I disavowed my hopes of a career in elected office in tenth grade, five years after declaring my intent for such a career. I had spent enough time watching the news seeing the mudslinging when Obamacare was being passed to knew I couldn’t stomach it. I had been idealistic, and the wheeling-and-dealing, name-calling, and mistrust made the idea of politics, well, sickening. Especially with all of that following the optimism of President Obama’s election campaign, the contrast made me feel worse. That sense never left me as the years marched on, and I used to be proud when I said that I wasn’t a fan of politics. And yet I would talk about it at dinner recounting the news with my father or at high school recounting the news with classmates. Even here at Carleton, I’ve had the privilege to observe more ways of being political and more avenues of action – and consider everything can be both political and not just so. Or rather, that moral and ethical issues are also always at stake.

The memory of my disgust in 2010 returned, as though to come in dialogue with what I suspect is a new resolve after November 8, a date that “everyone will still talk about decades from now,” which I told my mother on the phone that evening. Leading up to that day, I had a feeling that regardless of the result, there was going to be a long-term project of the future: how would the side of the election’s “victors” reach out to, for lack of a better word, the election’s “losers”? How would it work the other way around? I had hoped for a magnanimous vision, a Lincolnian appeal to the better angels of our nature, to be offered November 9th. Alas, I need not describe again how that turned out.

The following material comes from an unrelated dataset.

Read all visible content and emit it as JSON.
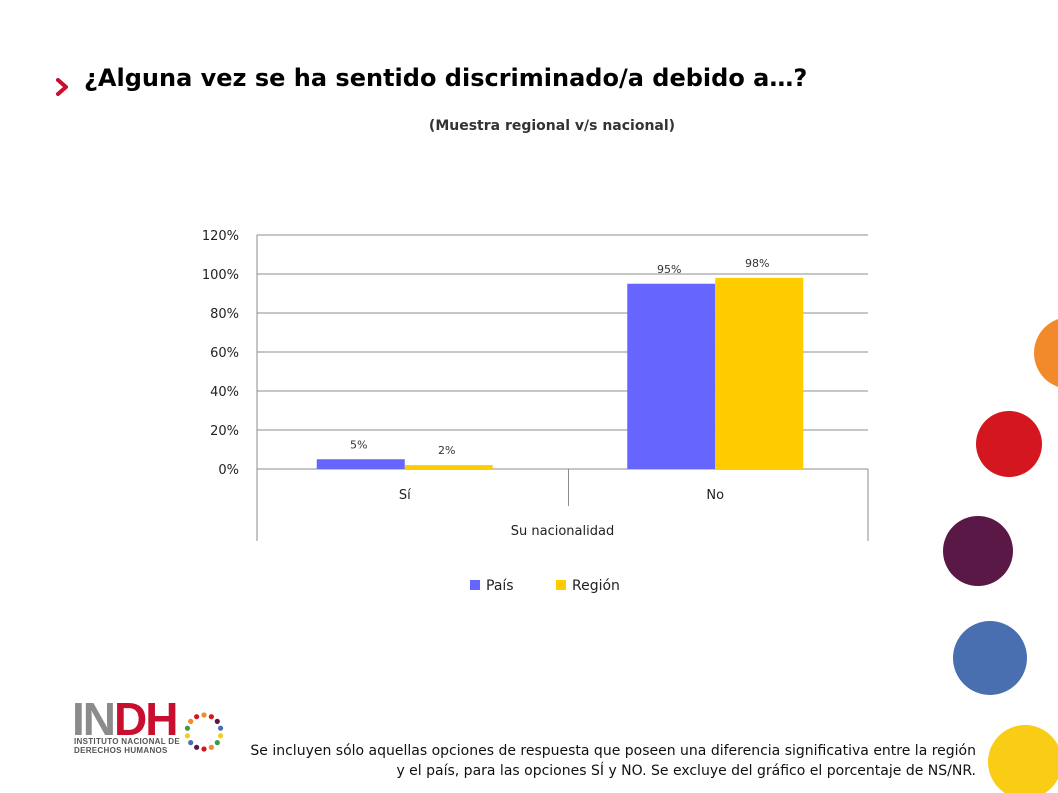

Consider the following not necessarily advice, or prognostication, but instead a kind reminder about that long-term project that needs to be said. The work ahead won’t require big encounters or grand gestures out of any of us, not that they aren’t genuine or necessary. The work required will require time, and our effort to see it through. And they may be small, such as running for local or state elected office, or community organizing at the municipal level, or taking part in civil society (think of a place of worship or a non-profit, or even volunteering opportunities). We all have different levels of ability, time, and place, all different pitches of the same clarion call. We must give space to any and all people, even if they may not be as thrilled to take risks. Sometimes it seems as though the changes and movement we want should be explosive, dragging everyone along for the ride. I am inclined to believe that those changes and movement happen quietly too, a front I am more drawn to. I may not be interested in elected office anymore, but I would encourage anyone who wants to go for it to go for it. And although my involvement in the great tasks won’t be so audacious as many others’, I would hope there is a place for me and others to take that clarion call too.